Getting up to the summit – sometimes even just getting up – is easier with a partner

| 03 Dec 2019 | 11:34

There's a test called the sit-stand challenge that's supposed to predict your life expectancy. Against my better judgment, I suggested to Tom that we try it. It sounded easy: just lower yourself to the floor from a standing position, and then get back up again without using your hands, arms or knees. Subtract points for every body part needed to complete the maneuver. If you can do it perfectly, you will live to a ripe old age. If you do it badly, curtains.

Tom went from standing to cross legged on the floor and then back up again in one smooth, scissoring motion. How could something so dumb and effortless tell you anything as important as how long you’re going to live? he scoffed.

Then he looked down to where I was writhing on the floor. I'd made it halfway down before toppling over like a tub of organic fertilizer. My elbows swept the floor, I rolled from side to side. I kicked at the air. I struggled to right myself, still trying to do the no-hands thing.

I once heard someone say that as soon as he turned 60, his knees started talking to him. My knees were screaming at me, a long string of vile curses.

What’s up with you? Tom did the test again, as if watching him would make the difference.

Bite me.

So Tom will be a widower, and much sooner than I thought, considering that I’m younger and female. After a respectable interval he'll mosey down to the local senior center, where he’ll meet a silver-haired babe who can do sit-stand without a hitch, and together they'll bob up and down into the happily-ever-after. He’ll take her on our favorite trails. He’ll tell her how nice it is to hike with someone who can keep up.

But here’s the mystery: my knees don’t hurt when I hike. How can knees that carry me painlessly up and down mountains and ridges every week be the harbinger of my early death? What happened to use it or lose it? I'm using them, but I'm losing them.

It's when I don't use them that I feel them most. The fact is, I sit way too much: in the car, at work, in my comfy chair with my knitting and my Netflix. When I get up after too much time on my keister, my knees are cooked.
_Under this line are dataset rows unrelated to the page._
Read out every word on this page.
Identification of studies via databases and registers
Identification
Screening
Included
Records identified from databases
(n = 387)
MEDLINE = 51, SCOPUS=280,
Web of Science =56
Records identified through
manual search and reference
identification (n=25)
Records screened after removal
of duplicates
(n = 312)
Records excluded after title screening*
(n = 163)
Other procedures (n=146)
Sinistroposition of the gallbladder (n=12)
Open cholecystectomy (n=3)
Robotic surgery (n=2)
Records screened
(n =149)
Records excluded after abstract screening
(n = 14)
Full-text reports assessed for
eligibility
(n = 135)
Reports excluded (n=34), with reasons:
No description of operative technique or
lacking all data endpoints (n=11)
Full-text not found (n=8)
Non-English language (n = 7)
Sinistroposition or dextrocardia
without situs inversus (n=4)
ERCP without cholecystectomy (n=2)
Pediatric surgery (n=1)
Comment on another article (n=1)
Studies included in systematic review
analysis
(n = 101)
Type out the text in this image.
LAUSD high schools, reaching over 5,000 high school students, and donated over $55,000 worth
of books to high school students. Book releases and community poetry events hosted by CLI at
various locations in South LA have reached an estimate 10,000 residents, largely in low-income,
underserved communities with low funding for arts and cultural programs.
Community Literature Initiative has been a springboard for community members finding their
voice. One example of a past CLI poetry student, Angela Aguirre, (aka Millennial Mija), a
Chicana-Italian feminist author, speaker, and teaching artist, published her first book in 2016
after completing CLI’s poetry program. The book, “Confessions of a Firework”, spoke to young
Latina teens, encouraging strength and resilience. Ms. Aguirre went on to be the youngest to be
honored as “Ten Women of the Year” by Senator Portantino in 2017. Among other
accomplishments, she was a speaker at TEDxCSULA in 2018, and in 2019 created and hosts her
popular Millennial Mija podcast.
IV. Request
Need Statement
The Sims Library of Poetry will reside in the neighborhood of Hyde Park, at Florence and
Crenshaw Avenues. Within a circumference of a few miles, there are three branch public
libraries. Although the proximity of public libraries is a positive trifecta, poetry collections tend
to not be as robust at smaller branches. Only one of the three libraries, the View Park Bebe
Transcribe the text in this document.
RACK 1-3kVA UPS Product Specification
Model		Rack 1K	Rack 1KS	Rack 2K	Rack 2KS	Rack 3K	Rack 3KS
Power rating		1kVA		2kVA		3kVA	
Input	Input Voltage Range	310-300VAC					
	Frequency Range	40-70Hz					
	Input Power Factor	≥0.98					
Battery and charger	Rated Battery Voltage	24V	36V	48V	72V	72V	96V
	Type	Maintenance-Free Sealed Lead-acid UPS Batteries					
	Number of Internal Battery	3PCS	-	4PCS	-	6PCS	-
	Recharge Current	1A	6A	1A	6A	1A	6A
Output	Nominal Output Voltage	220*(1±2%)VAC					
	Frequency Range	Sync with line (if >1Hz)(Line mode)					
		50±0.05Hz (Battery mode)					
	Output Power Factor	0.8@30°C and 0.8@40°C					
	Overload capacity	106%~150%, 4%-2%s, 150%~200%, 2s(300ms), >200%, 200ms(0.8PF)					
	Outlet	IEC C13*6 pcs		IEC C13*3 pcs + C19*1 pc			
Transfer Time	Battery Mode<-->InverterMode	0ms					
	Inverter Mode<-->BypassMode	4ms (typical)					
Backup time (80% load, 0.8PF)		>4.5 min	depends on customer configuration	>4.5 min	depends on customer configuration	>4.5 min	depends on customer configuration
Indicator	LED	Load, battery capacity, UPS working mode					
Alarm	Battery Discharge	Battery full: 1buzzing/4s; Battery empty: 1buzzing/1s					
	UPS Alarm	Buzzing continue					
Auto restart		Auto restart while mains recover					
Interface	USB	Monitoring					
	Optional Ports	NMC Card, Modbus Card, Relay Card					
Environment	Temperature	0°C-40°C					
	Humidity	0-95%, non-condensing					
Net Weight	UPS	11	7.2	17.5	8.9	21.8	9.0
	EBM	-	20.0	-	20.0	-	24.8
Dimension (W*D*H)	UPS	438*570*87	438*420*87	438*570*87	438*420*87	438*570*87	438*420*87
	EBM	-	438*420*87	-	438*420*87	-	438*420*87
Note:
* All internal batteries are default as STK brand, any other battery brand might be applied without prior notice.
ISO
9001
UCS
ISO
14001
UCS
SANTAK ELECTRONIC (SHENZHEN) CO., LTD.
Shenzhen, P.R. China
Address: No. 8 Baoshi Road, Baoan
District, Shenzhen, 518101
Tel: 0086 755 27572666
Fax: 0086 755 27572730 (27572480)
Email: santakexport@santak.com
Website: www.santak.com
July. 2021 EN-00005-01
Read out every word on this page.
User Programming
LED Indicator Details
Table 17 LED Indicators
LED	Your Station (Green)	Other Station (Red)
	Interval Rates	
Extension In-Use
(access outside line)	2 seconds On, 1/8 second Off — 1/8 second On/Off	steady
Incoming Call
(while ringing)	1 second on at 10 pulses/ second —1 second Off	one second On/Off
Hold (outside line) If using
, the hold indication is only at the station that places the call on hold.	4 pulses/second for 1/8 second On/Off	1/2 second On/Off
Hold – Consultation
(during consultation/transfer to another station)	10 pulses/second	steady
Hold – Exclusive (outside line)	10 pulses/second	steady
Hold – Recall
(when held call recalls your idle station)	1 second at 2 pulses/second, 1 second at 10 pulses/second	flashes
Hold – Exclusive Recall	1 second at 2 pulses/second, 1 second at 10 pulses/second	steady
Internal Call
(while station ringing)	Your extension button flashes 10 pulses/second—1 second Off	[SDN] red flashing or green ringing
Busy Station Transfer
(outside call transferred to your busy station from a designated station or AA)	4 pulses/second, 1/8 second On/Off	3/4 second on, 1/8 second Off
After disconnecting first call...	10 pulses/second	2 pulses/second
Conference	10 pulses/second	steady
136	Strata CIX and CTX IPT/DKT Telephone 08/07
Wrist to wrist, Tom said, extending his arm. That’s what we say when one of us needs a boost, as in climbing over a boulder. We get a good solid grip on one another’s right wrist before the one above pulls the one below up and over the rock. I love doing this, whether I’m the puller or the pullee. It’s like a dance move, our bodies in elegant equilibrium at the critical moment before the final hoist. Sometimes, at the end of our picnic, when it’s time to get back up on our feet for the return trip down the mountain, one of us will ask the other for a wrist to wrist. It’s a small but significant luxury, like having someone wash your hair or pump your gas.

So I grabbed Tom’s wrist, he grabbed mine, and gently pulled me back to my feet. My knees were still communicating, though more softly now, and I talked back. Maybe they just need a pep talk. I plan to live a long time, I tell them, and I’ll be needing your support. So be good girls and carry on.

I’ve told Tom he should remarry if I go before he does, and, after my performance on the sit-stand test, I told him again. I even said he should take his new love on all our favorite trails. But, though I didn’t admit this, there is one I’d prefer they leave alone, and that’s our favorite trail, beautiful, balsam-scented Indian Head in the Catskills. It’s not just a mountain. It’s my Valhalla, where my forever-hiker shade will dwell.

Meanwhile I’ve been working on my rusty hinges and can now sit-stand with the assistance of only one hand. That’s earned me a few demerits. But I accept them, and every mile I put on life’s odometer, humbly.

SNEAK PEEK

Trailhead: Platte Cove, on Platte Clove Road (Route 16) southeast of Tannersville, N.Y.

Blazes: Take the loop trail starting with teal (Long Path) for .95 miles; to red (this is both the Devil’s Path and the Long Path) for 2.8 miles; then blue (Jimmy Dolan Notch) for 1.6 miles; to red (Devil’s Path again) for 1.45 miles; then back to teal (Long Path) for .95 miles.